Tam są, w tle, pędzi czarną paczkę do wędrowców. Duet starości i młodości, Buguero, poparł rozebranego psa.
To on przyniósł tak wiele kłopotów przewodnikowi, blokując drogę. Jednak jego wygląd jest symbolem tego samego wędrownego życia, jakie prowadzi poeta Homer. Niebezpieczeństwo, które czeka na bezradnego duetu, jest wciąż przed nami.
Artystka o niej nie wspomina, ale tylko wyjaśnia, że głodne stado ma zamiar wyprzedzić Homera z chłopcem. Czekanie na szczekanie, rzucanie i uśmiechanie się psów uniemożliwiało zdjęcie, po zamknięciu kompozycji na scenie, kiedy wciąż można coś zrobić, na przykład rzucić kamień ściśnięty w dłoń dziecka.

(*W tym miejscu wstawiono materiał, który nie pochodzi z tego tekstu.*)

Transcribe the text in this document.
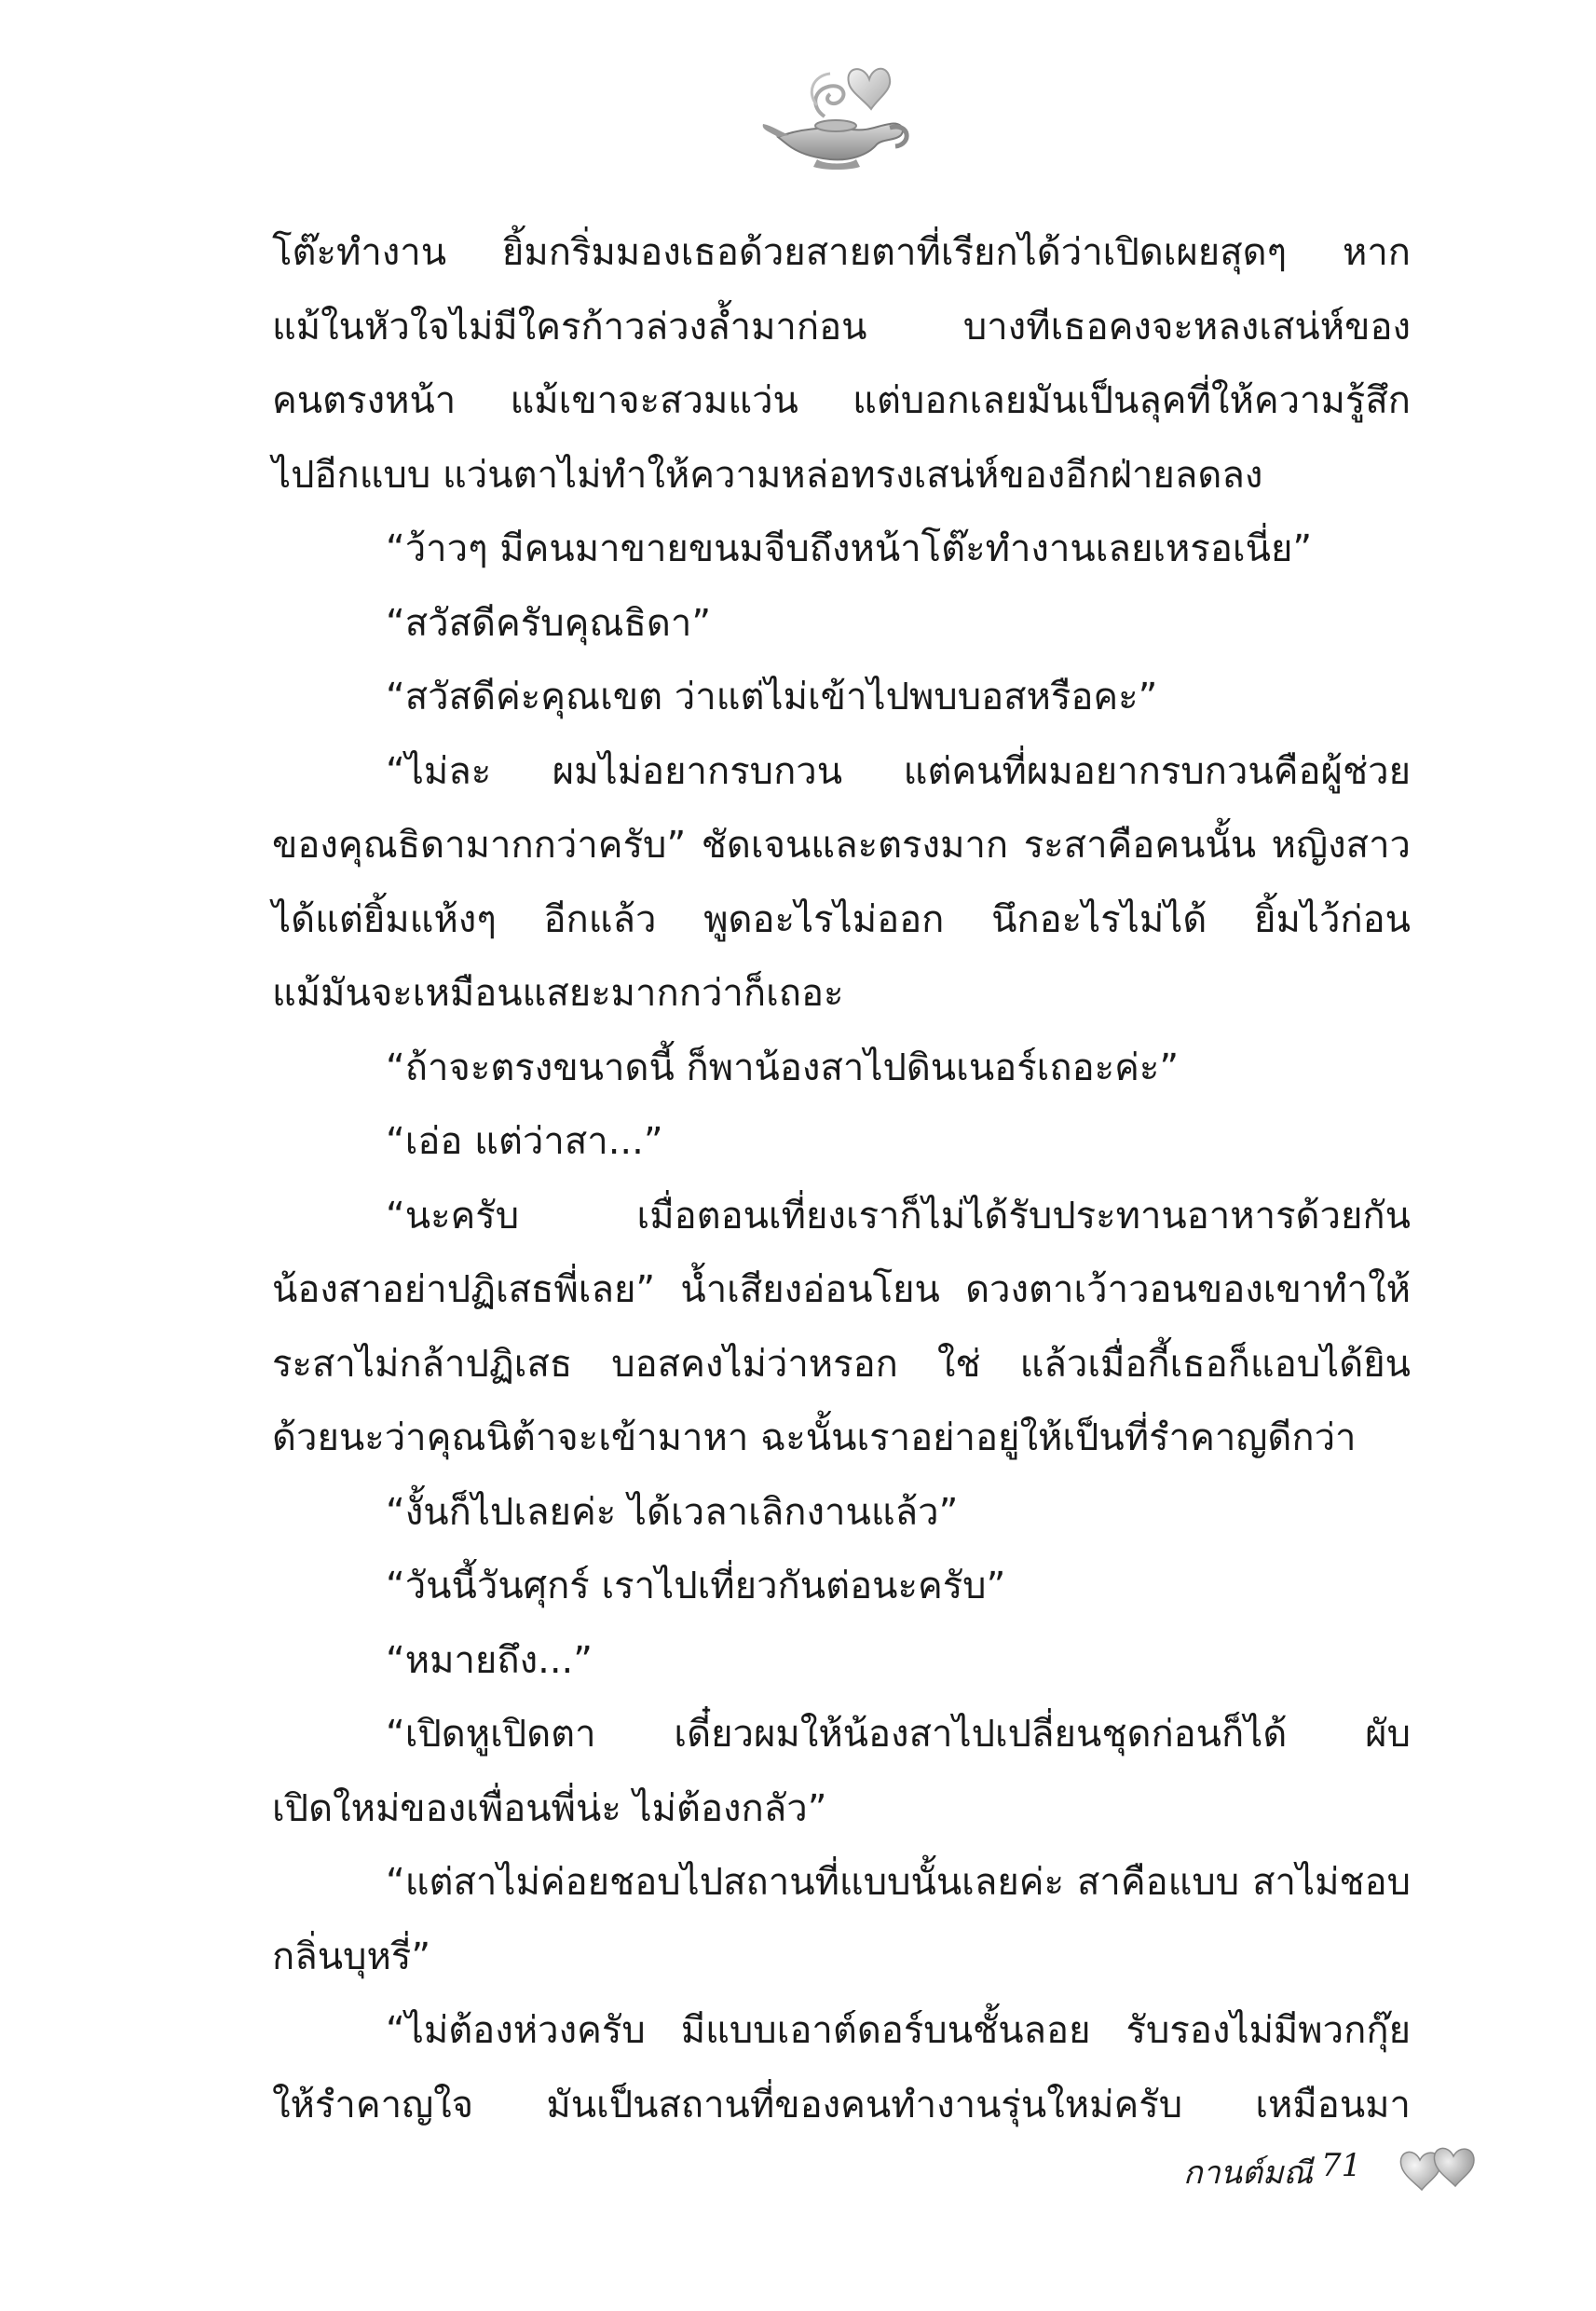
โต๊ะทำงาน ยิ้มกริ่มมองเธอด้วยสายตาที่เรียกได้ว่าเปิดเผยสุดๆ หาก
แม้ในหัวใจไม่มีใครก้าวล่วงล้ำมาก่อน บางทีเธอคงจะหลงเสน่ห์ของ
คนตรงหน้า แม้เขาจะสวมแว่น แต่บอกเลยมันเป็นลุคที่ให้ความรู้สึก
ไปอีกแบบ แว่นตาไม่ทำให้ความหล่อทรงเสน่ห์ของอีกฝ่ายลดลง
“ว้าวๆ มีคนมาขายขนมจีบถึงหน้าโต๊ะทำงานเลยเหรอเนี่ย”
“สวัสดีครับคุณธิดา”
“สวัสดีค่ะคุณเขต ว่าแต่ไม่เข้าไปพบบอสหรือคะ”
“ไม่ละ ผมไม่อยากรบกวน แต่คนที่ผมอยากรบกวนคือผู้ช่วย
ของคุณธิดามากกว่าครับ” ชัดเจนและตรงมาก ระสาคือคนนั้น หญิงสาว
ได้แต่ยิ้มแห้งๆ อีกแล้ว พูดอะไรไม่ออก นึกอะไรไม่ได้ ยิ้มไว้ก่อน
แม้มันจะเหมือนแสยะมากกว่าก็เถอะ
“ถ้าจะตรงขนาดนี้ ก็พาน้องสาไปดินเนอร์เถอะค่ะ”
“เอ่อ แต่ว่าสา...”
“นะครับ เมื่อตอนเที่ยงเราก็ไม่ได้รับประทานอาหารด้วยกัน
น้องสาอย่าปฏิเสธพี่เลย” น้ำเสียงอ่อนโยน ดวงตาเว้าวอนของเขาทำให้
ระสาไม่กล้าปฏิเสธ บอสคงไม่ว่าหรอก ใช่ แล้วเมื่อกี้เธอก็แอบได้ยิน
ด้วยนะว่าคุณนิต้าจะเข้ามาหา ฉะนั้นเราอย่าอยู่ให้เป็นที่รำคาญดีกว่า
“งั้นก็ไปเลยค่ะ ได้เวลาเลิกงานแล้ว”
“วันนี้วันศุกร์ เราไปเที่ยวกันต่อนะครับ”
“หมายถึง...”
“เปิดหูเปิดตา เดี๋ยวผมให้น้องสาไปเปลี่ยนชุดก่อนก็ได้ ผับ
เปิดใหม่ของเพื่อนพี่น่ะ ไม่ต้องกลัว”
“แต่สาไม่ค่อยชอบไปสถานที่แบบนั้นเลยค่ะ สาคือแบบ สาไม่ชอบ
กลิ่นบุหรี่”
“ไม่ต้องห่วงครับ มีแบบเอาต์ดอร์บนชั้นลอย รับรองไม่มีพวกกุ๊ย
ให้รำคาญใจ มันเป็นสถานที่ของคนทำงานรุ่นใหม่ครับ เหมือนมา
กานต์มณี 71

Na tle przygnębiającego obrazu osobne uderzenie może uwydatnić dzieło, jako arcydzieło malarstwa z jego dużymi rozmiarami, jasnymi, czystymi kolorami, połączeniem przednich i dalekich planów w jednym tonie, bez kontrastu, ostrych rzutów cieni. Paleta Bouguero jest odgadywana przez lekką mgłę i naturę farb. Kolorystyka pracy jest bardzo ciepła, w ciągu dnia, prawie nieważka.
Jaka szkoda, że ten dzień jest zaciemniony przez nieszczęście i ślepą słabość.